Case study: Canada Revenue Agency’s GenAI comms readiness assessment report
Determine where AI can create meaningful value.
The Canada Revenue Agency is one of the largest and most complex public-sector communications engines in North America — responsible for informing, educating and supporting tens of millions of residents, businesses and partners across Canada. As GenAI moved from emerging concept to operational reality, CRA’s Communications Directorate understood that the stakes were high: AI could streamline workflows, elevate service delivery, enable faster content creation and improve citizen experience. But without a structured assessment of risks, capabilities and cultural readiness, the organization risked moving too quickly, too narrowly — or not at all.
To answer that challenge, the Directorate commissioned a comprehensive GenAI communications readiness assessment. The goal was simple: to determine where GenAI could create meaningful value for internal and external communications and what the agency would need — strategically, operationally and culturally — to adopt it responsibly.
This research-driven study examined the full ecosystem of AI readiness: business drivers, mission-critical use cases, brand values, governance requirements, risk tolerance, data protocols, stakeholder expectations and the skills the workforce will need to operate confidently in an AI-enabled environment.

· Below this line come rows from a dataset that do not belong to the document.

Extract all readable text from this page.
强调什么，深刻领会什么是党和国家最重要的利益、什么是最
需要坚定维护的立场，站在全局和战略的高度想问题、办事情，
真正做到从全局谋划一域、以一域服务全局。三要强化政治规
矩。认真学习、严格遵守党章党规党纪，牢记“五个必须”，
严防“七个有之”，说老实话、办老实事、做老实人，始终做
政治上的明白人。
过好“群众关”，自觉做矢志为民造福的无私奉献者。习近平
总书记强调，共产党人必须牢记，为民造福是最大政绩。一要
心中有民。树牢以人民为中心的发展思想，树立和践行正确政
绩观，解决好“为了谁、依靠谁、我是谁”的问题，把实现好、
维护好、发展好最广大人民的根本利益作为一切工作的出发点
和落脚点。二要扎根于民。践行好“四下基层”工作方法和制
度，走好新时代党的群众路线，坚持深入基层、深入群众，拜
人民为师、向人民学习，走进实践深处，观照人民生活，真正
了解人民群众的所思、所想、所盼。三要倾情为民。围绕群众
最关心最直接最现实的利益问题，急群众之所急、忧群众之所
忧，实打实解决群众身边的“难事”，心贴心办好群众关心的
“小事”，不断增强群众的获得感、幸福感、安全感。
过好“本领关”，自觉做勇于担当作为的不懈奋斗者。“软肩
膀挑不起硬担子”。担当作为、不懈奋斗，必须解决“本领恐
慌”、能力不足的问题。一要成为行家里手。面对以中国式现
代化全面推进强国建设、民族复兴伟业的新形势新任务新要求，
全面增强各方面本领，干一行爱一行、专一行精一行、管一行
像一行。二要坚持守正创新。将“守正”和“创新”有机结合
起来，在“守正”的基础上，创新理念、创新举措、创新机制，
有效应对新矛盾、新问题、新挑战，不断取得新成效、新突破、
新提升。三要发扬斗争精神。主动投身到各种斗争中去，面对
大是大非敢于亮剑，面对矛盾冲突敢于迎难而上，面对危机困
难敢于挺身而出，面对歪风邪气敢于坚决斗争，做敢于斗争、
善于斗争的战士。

It evaluated not only tools and technology but also human factors, training pathways, organizational culture and the policy guardrails required to protect public trust.

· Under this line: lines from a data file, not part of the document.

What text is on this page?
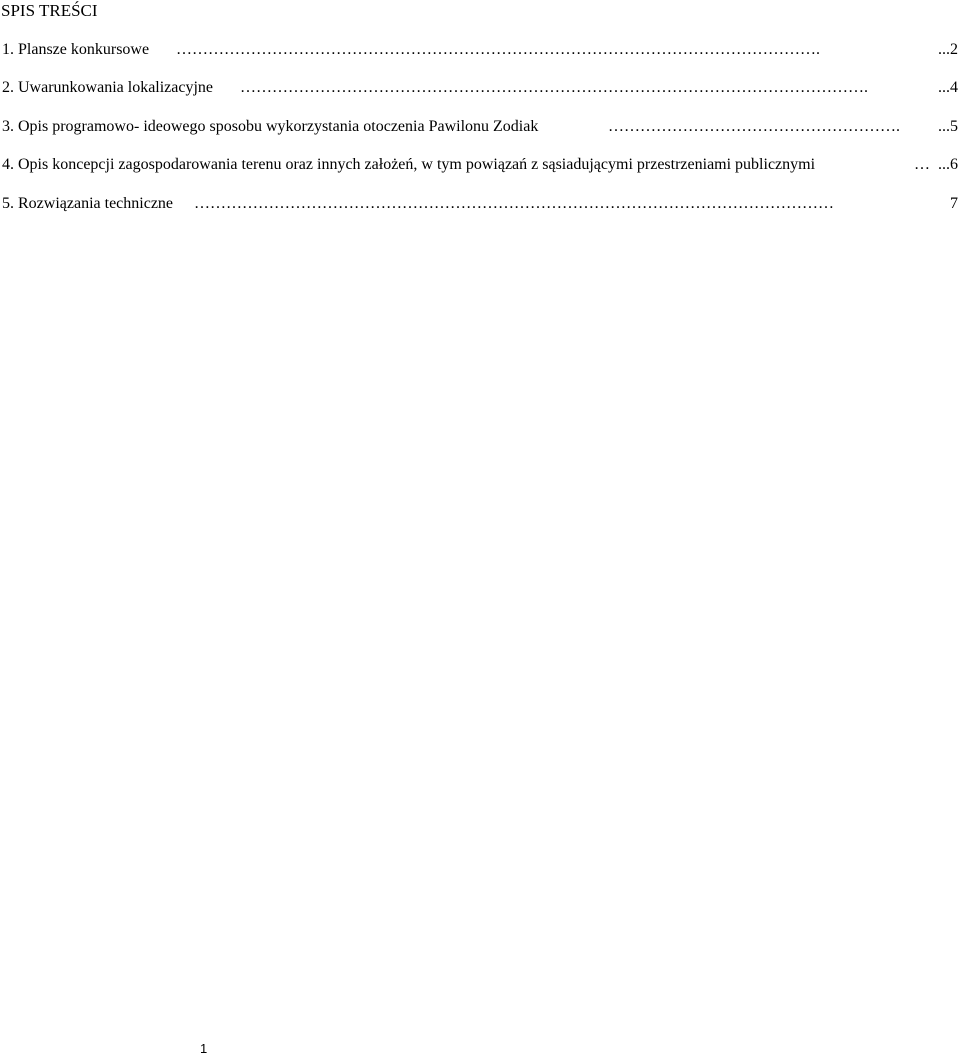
SPIS TREŚCI
………………………………………………………………………………………………………….
1. Plansze konkursowe	...2
……………………………………………………………………………………………………….
2. Uwarunkowania lokalizacyjne	...4
……………………………………………….
3. Opis programowo- ideowego sposobu wykorzystania otoczenia Pawilonu Zodiak	...5
…
4. Opis koncepcji zagospodarowania terenu oraz innych założeń, w tym powiązań z sąsiadującymi przestrzeniami publicznymi	...6
…………………………………………………………………………………………………………
5. Rozwiązania techniczne	7
1
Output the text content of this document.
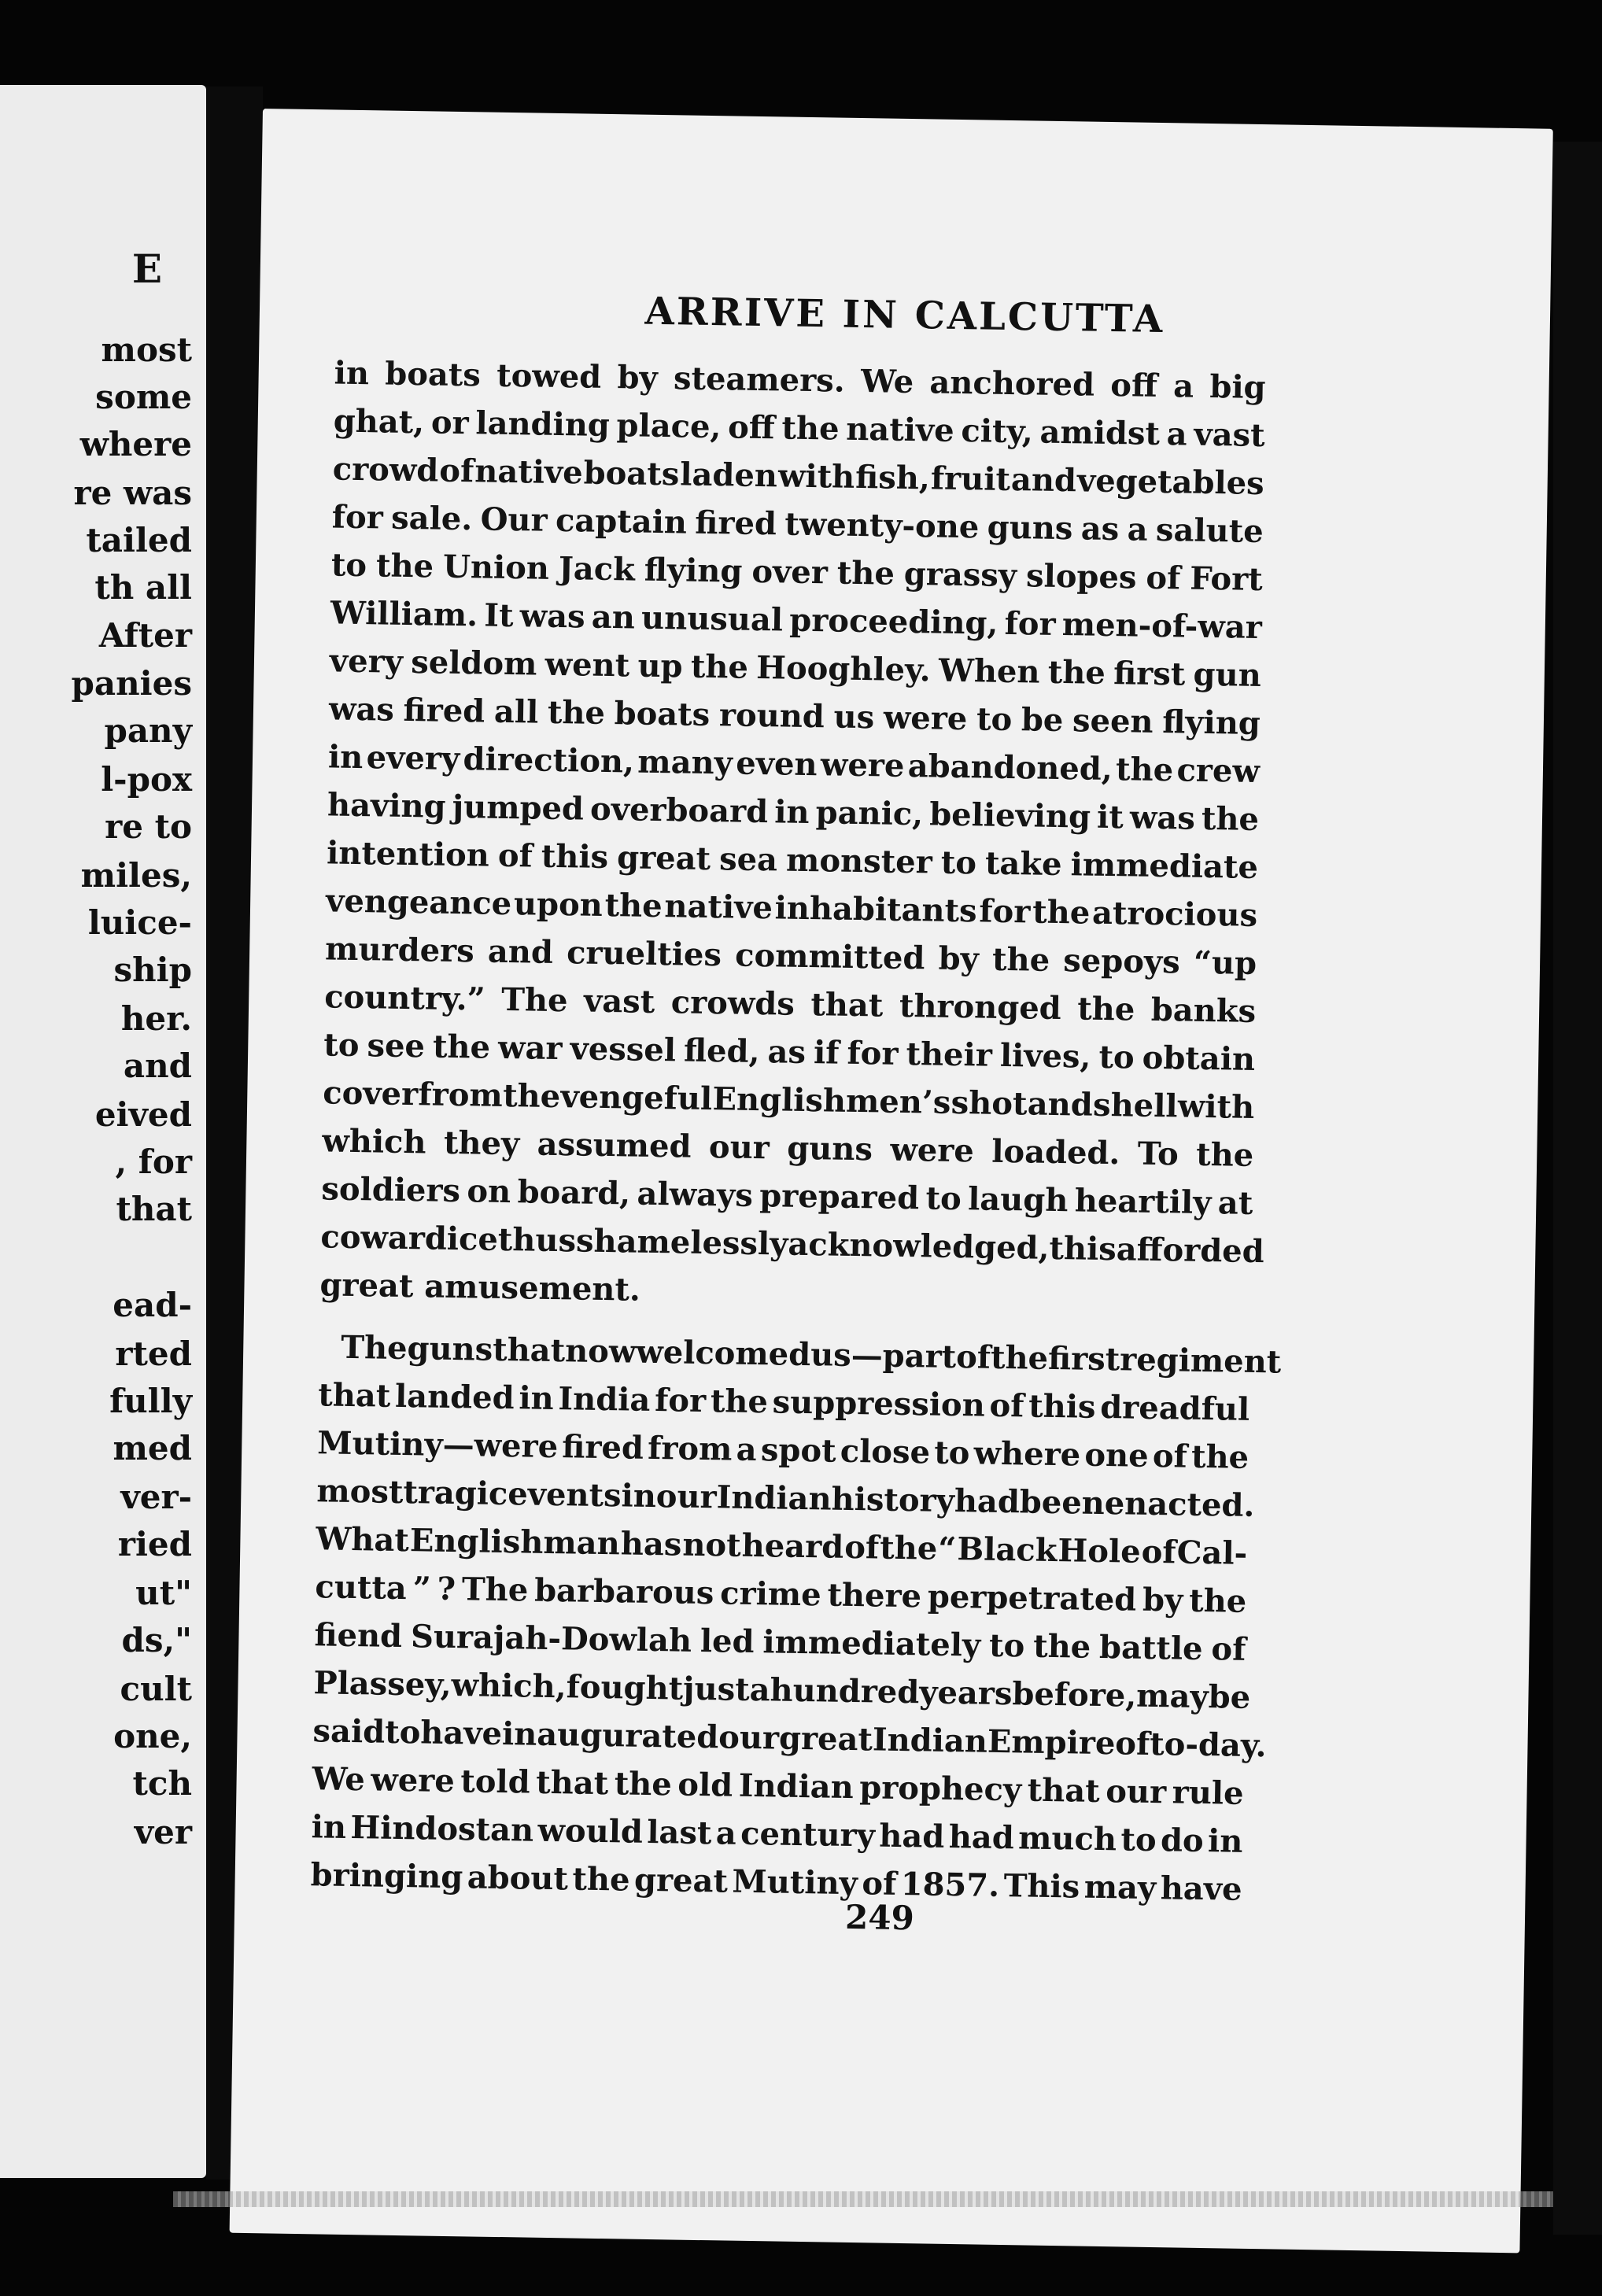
E
most
some
where
re was
tailed
th all
After
panies
pany
l-pox
re to
miles,
luice-
ship
her.
and
eived
, for
that
ead-
rted
fully
med
ver-
ried
ut"
ds,"
cult
one,
tch
ver
ARRIVE IN CALCUTTA
in boats towed by steamers. We anchored off a big
ghat, or landing place, off the native city, amidst a vast
crowd of native boats laden with fish, fruit and vegetables
for sale. Our captain fired twenty-one guns as a salute
to the Union Jack flying over the grassy slopes of Fort
William. It was an unusual proceeding, for men-of-war
very seldom went up the Hooghley. When the first gun
was fired all the boats round us were to be seen flying
in every direction, many even were abandoned, the crew
having jumped overboard in panic, believing it was the
intention of this great sea monster to take immediate
vengeance upon the native inhabitants for the atrocious
murders and cruelties committed by the sepoys “up
country.” The vast crowds that thronged the banks
to see the war vessel fled, as if for their lives, to obtain
cover from the vengeful Englishmen’s shot and shell with
which they assumed our guns were loaded. To the
soldiers on board, always prepared to laugh heartily at
cowardice thus shamelessly acknowledged, this afforded
great amusement.
The guns that now welcomed us—part of the first regiment
that landed in India for the suppression of this dreadful
Mutiny—were fired from a spot close to where one of the
most tragic events in our Indian history had been enacted.
What Englishman has not heard of the “ Black Hole of Cal-
cutta ” ? The barbarous crime there perpetrated by the
fiend Surajah-Dowlah led immediately to the battle of
Plassey, which, fought just a hundred years before, may be
said to have inaugurated our great Indian Empire of to-day.
We were told that the old Indian prophecy that our rule
in Hindostan would last a century had had much to do in
bringing about the great Mutiny of 1857. This may have
249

The result is a blueprint for how any communication function — public, private or nonprofit — can approach AI adoption with clarity rather than guesswork. CRA’s approach provides a model for leaders who want to move beyond one-off experiments toward a scalable, values-aligned AI strategy.
Use this case study as a guide to evaluate your own brand’s GenAI readiness: Where do you have momentum? Where are the gaps? And what steps will best prepare your team for the next era of communication?